The landmark verdict was passed by a four-to-one vote, with Chief Justice J.S. Khehar dissenting.
The court also ordered that the country will begin the transition to universal healthcare in 2021, a year earlier than the government had initially planned.
India will be among the top 20 countries by population with the lowest healthcare costs, the ruling said.
A national initiative called National Blindness Awareness Day (NDA) is to be celebrated in 2019.
India currently has more than one million people with the disability.
“A country’s vision and healthcare facilities are not only for its citizens, but also for its children,” Chief Justice Khehar said in a statement.
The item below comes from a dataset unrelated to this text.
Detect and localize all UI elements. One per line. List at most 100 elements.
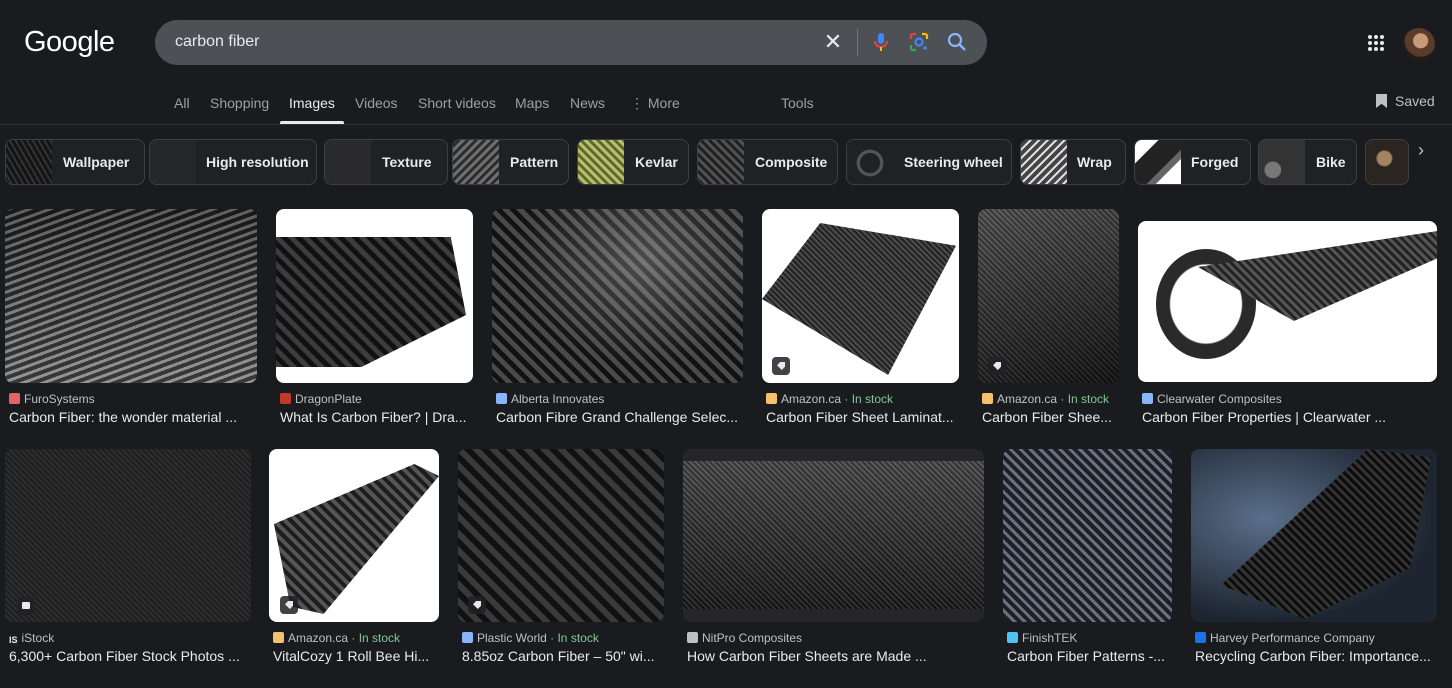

India has about 14 million blind and visually impaired people, with more than 15 million of them under the age of five.
The government had said that its goal was to have the country’s population of blind and disabled adults by 2025, but that timeline has not been met.
The ruling said India has achieved a very high level of disability care in the past decade.
“However, our progress is uneven and unevenly shared.
We do not have enough doctors, clinics and hospitals to provide universal health care, and we need a better infrastructure,” Chief Judge Khehar had said.
India’s first-ever national blind and sighted citizens’ march in Mumbai in February was attended by more than 20,000 people, including the countrys top public figures.
The march was held after the death of Dr. V. Ramachandran, who was one of the founding fathers of modern medicine.